With talks underway in Brussels about the EU-Mercosur trade agreement, we are in Melles, in the Belgian countryside where a number of small scale beef producers are based to talk about their concerns of opening up European markets to Latin America.
With talks underway in Brussels about the EU-Mercosur trade agreement, we went to Melles, in the Belgian countryside where a number of small-scale beef producers are based. Meat is one of the most contentious topics in the negotiations. Brazil is the second largest meat producer in the world and many Belgians are worried, especially stock breeders like Yves Marie Desbruyeres.
"I would like to be able to function without subsidies, and have a fair price for our products; but in fact, if we have products coming from Mercosur, with lower welfare contributions, income and environmental taxes, we can't be competitive with those countries. I can only hope that your viewers will realise that by eating local Belgian products, they'll help preserve our environment and ecosystems," Yves-Marie explains.
The EU is Mercosur's largest trading partner and talks with Argentina, Brazil, Paraguay and Uruguay have been going on since 2000. Seven countries have written to Brussels to ask for the deal to be sealed ASAP. France and Poland want more "measures to protect the rural economy".The deal would include services and public procurement, as well as sugar, orange juice and rice. The EU Brazil association wants to go even further – in the digital sector.

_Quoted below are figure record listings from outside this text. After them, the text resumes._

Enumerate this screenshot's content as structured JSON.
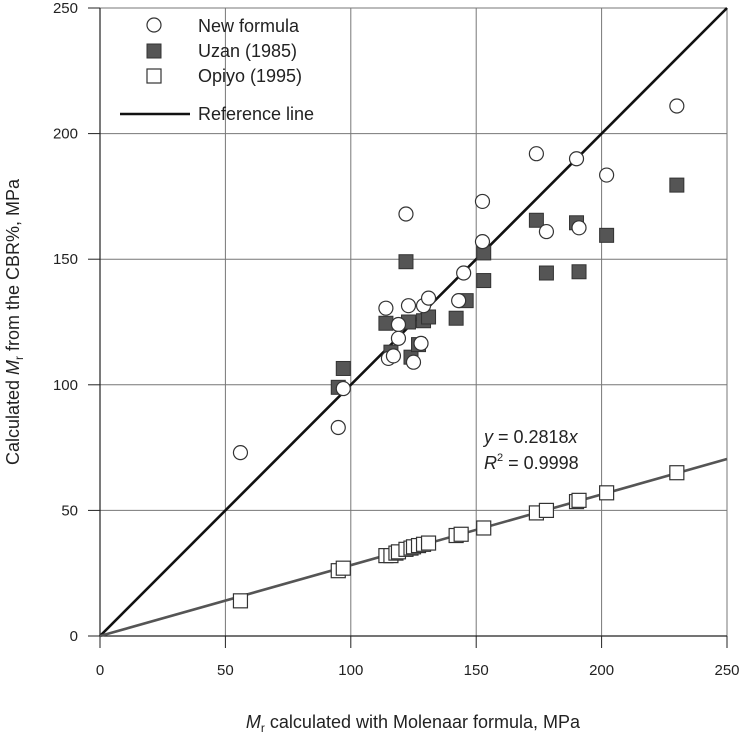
{
  "chart_data": {
    "type": "scatter",
    "xlabel": {
      "symbol": "M",
      "subscript": "r",
      "text": " calculated with Molenaar formula, MPa"
    },
    "ylabel": {
      "prefix": "Calculated ",
      "symbol": "M",
      "subscript": "r",
      "text": " from the CBR%, MPa"
    },
    "xlim": [
      0,
      250
    ],
    "ylim": [
      0,
      250
    ],
    "x_ticks": [
      0,
      50,
      100,
      150,
      200,
      250
    ],
    "y_ticks": [
      0,
      50,
      100,
      150,
      200,
      250
    ],
    "grid": true,
    "legend_placement": "top-left",
    "colors": {
      "dark_marker": "#555555",
      "reference_line": "#111111",
      "fit_line": "#555555",
      "grid": "#777777"
    },
    "series": [
      {
        "name": "New formula",
        "marker": "circle-open",
        "points": [
          [
            56,
            73
          ],
          [
            95,
            83
          ],
          [
            97,
            98.5
          ],
          [
            114,
            130.5
          ],
          [
            115,
            110.5
          ],
          [
            117,
            111.5
          ],
          [
            119,
            124
          ],
          [
            119,
            118.5
          ],
          [
            122,
            168
          ],
          [
            123,
            131.5
          ],
          [
            125,
            109
          ],
          [
            128,
            116.5
          ],
          [
            129,
            131.5
          ],
          [
            131,
            134.5
          ],
          [
            143,
            133.5
          ],
          [
            145,
            144.5
          ],
          [
            152.5,
            173
          ],
          [
            152.5,
            157
          ],
          [
            174,
            192
          ],
          [
            178,
            161
          ],
          [
            190,
            190
          ],
          [
            191,
            162.5
          ],
          [
            202,
            183.5
          ],
          [
            230,
            211
          ]
        ]
      },
      {
        "name": "Uzan (1985)",
        "marker": "square-filled",
        "points": [
          [
            95,
            99
          ],
          [
            97,
            106.5
          ],
          [
            114,
            124.5
          ],
          [
            116,
            113
          ],
          [
            122,
            149
          ],
          [
            123,
            125
          ],
          [
            124,
            111
          ],
          [
            127,
            116
          ],
          [
            129,
            125.5
          ],
          [
            131,
            127
          ],
          [
            142,
            126.5
          ],
          [
            146,
            133.5
          ],
          [
            153,
            152.5
          ],
          [
            153,
            141.5
          ],
          [
            174,
            165.5
          ],
          [
            178,
            144.5
          ],
          [
            190,
            164.5
          ],
          [
            191,
            145
          ],
          [
            202,
            159.5
          ],
          [
            230,
            179.5
          ]
        ]
      },
      {
        "name": "Opiyo (1995)",
        "marker": "square-open",
        "points": [
          [
            56,
            14
          ],
          [
            95,
            26
          ],
          [
            97,
            27
          ],
          [
            114,
            32
          ],
          [
            116,
            32
          ],
          [
            118,
            33
          ],
          [
            119,
            33.5
          ],
          [
            122,
            34.5
          ],
          [
            124,
            35
          ],
          [
            125,
            35.5
          ],
          [
            127,
            36
          ],
          [
            129,
            36.5
          ],
          [
            131,
            37
          ],
          [
            142,
            40
          ],
          [
            144,
            40.5
          ],
          [
            153,
            43
          ],
          [
            174,
            49
          ],
          [
            178,
            50
          ],
          [
            190,
            53.5
          ],
          [
            191,
            54
          ],
          [
            202,
            57
          ],
          [
            230,
            65
          ]
        ]
      }
    ],
    "lines": [
      {
        "name": "Reference line",
        "slope": 1,
        "range": [
          0,
          250
        ]
      },
      {
        "slope": 0.2818,
        "range": [
          0,
          250
        ]
      }
    ],
    "annotation": {
      "equation": {
        "lhs": "y",
        "middle": " = 0.2818",
        "var": "x"
      },
      "r2": {
        "R": "R",
        "sup": "2",
        "rest": " = 0.9998"
      }
    },
    "legend": [
      {
        "label": "New formula",
        "marker": "circle-open"
      },
      {
        "label": "Uzan (1985)",
        "marker": "square-filled"
      },
      {
        "label": "Opiyo (1995)",
        "marker": "square-open"
      },
      {
        "label": "Reference line",
        "marker": "line"
      }
    ]
  }
}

"Why don't we have a common strategy on artificial intelligence?" asks Luigi Gambardella, President of EU Brazil association. "Europe has just presented its own strategy... why don't we work together, why we don't create a common area for cloud services? What I would very much like to see is more cooperation in the technological start up area. These kind of things are even more important than how much beef you export."
But first, the EU hopes to sell more cars and car parts; as well as machinery, pharmaceuticals and chemicals to the 270 million consumers in that four countries. Wine and dairy too. For the EU institutions, it is about fighting protectionism by delivering fairer trade deals.
"In the concrete trade deal with Mercosur, there is a chapter about sustainable development that would be the most ambitious of every other signed so far and a clear protection of the human rights. It is about a model in which the EU does not only export goods and services; but also exports values and principles. When facing the "rule of the strongest" that Donald Trump wants to impose; we show a different commercial policy," says Spanish Socialist MEP Inmaculada Rodríguez-Piñero.
Not everyone is convinced and fresh protests are inevitable. That said, both blocs have pledged to conclude the deal before the next European Commission comes in to power.